Wacana pemberlakuan UU Terorisme dalam menjerat pelaku hoaks yang diutarakan Wiranto banjir kritik.

Menko Polhukam Wiranto (kanan) didampingi Panglima TNI Marsekal TNI Hadi Tjahjanto bersiap memimpin rapat koordinasi kesiapan pengamanan tahapan masa rapat umum (kampanye terbuka) tahapan penghitungan suara di Kantor Kemenko Polhukam, Jakarta, Rabu (20/3)./Antara Foto

Pernyataan Menteri Koordinator Politik, Hukum dan Keamanan (Menko Polhukam) Wiranto ihwal wacana penggunaan Undang-Undang Nomor 8 Tahun 2018 Tentang Tindak Pidana Terorisme (UU Terorisme) untuk menjerat pelaku penyebaran berita bohong atau hoaks banjir kritik. 

Menurut pengamat terorisme Harits Abu Ulya, pernyataan Wiranto tersebut hanya tafsir subjektif terhadap definisi UU terorisme. "Aneh bin ajaib, justru Menko Polhukam mewacanakan penanganan hoaks dengan UU Terorisme," ujar Harits di Jakarta, Kamis (21/3). 

Sebelumnya, Wiranto mengatakan, penyebaran hoaks yang berkaitan dengan pemilu dapat dikenakan UU terorisme. Pasalnya, seperti terorisme, hoaks juga dapat menimbulkan ketakutan di masyarakat.

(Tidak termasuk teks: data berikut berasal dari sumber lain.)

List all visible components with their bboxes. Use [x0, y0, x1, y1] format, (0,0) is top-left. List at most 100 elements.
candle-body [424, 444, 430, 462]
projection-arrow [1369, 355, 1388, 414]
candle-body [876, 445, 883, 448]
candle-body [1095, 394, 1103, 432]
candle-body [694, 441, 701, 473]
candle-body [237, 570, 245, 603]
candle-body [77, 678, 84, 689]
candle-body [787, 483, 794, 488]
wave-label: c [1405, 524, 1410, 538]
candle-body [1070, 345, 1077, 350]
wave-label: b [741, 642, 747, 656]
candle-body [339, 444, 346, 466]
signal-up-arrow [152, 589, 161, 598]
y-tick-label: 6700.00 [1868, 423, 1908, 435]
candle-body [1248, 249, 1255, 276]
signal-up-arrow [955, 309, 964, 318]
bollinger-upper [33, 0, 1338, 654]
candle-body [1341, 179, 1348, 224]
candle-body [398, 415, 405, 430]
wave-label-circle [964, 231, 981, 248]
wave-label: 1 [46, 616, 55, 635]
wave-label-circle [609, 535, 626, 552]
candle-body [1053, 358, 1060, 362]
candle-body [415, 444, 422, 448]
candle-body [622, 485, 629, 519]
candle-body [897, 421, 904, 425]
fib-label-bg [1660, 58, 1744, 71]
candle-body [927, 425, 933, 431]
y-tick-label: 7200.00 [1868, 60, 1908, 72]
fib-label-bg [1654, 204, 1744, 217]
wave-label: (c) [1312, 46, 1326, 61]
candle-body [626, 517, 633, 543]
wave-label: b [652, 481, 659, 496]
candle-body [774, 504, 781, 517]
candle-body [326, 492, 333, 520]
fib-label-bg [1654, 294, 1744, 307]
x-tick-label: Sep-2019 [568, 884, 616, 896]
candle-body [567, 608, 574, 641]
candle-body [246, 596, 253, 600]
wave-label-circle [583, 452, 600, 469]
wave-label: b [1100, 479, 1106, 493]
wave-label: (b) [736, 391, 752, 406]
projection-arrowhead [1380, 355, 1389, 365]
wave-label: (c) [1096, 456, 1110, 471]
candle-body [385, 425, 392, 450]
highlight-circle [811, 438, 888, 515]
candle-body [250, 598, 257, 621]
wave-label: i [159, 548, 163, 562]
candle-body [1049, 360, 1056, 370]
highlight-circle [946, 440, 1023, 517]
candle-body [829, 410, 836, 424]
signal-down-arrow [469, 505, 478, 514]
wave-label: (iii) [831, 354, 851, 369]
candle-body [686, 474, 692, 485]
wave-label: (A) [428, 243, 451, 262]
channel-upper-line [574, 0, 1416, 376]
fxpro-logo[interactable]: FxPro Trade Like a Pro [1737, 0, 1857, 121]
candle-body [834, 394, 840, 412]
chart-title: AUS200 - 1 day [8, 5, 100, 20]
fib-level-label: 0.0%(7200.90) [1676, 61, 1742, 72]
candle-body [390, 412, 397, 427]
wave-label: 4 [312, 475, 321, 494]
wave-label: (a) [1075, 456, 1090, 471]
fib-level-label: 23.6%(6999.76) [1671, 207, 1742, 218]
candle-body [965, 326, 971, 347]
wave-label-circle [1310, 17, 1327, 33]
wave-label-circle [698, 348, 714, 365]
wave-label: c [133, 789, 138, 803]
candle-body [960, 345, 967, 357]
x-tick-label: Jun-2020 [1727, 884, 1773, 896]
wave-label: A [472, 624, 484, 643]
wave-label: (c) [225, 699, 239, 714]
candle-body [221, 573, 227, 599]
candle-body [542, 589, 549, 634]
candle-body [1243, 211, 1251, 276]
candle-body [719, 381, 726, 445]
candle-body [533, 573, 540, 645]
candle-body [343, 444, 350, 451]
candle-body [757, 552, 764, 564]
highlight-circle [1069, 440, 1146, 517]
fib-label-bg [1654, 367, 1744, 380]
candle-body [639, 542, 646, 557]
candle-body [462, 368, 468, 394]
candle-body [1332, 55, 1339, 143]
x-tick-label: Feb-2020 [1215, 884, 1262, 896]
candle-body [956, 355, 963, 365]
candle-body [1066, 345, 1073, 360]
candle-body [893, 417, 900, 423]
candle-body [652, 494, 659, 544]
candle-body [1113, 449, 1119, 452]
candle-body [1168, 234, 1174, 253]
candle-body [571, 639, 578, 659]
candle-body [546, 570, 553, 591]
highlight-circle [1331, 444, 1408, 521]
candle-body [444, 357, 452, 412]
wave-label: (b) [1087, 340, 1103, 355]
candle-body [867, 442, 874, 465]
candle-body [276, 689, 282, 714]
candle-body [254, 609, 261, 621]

"Kalau masyarakat diancam dengan hoaks untuk takut datang ke TPS (tempat pemungutan suara), itu sudah kategori ancaman, itu sudah terorisme. Maka, tentu kita (gunakan) Undang-Undang Terorisme," kata Wiranto.

Menurut Harits, penerapan UU Terorisme untuk menjerat hoaks membahayakan iklim demokrasi. Jika direalisasikan, Harits khawatir bakal muncul anggapan rezim Jokowi otoriter karena menafsirkan secara subjektif penggunaan aturan demi kepentingan politik.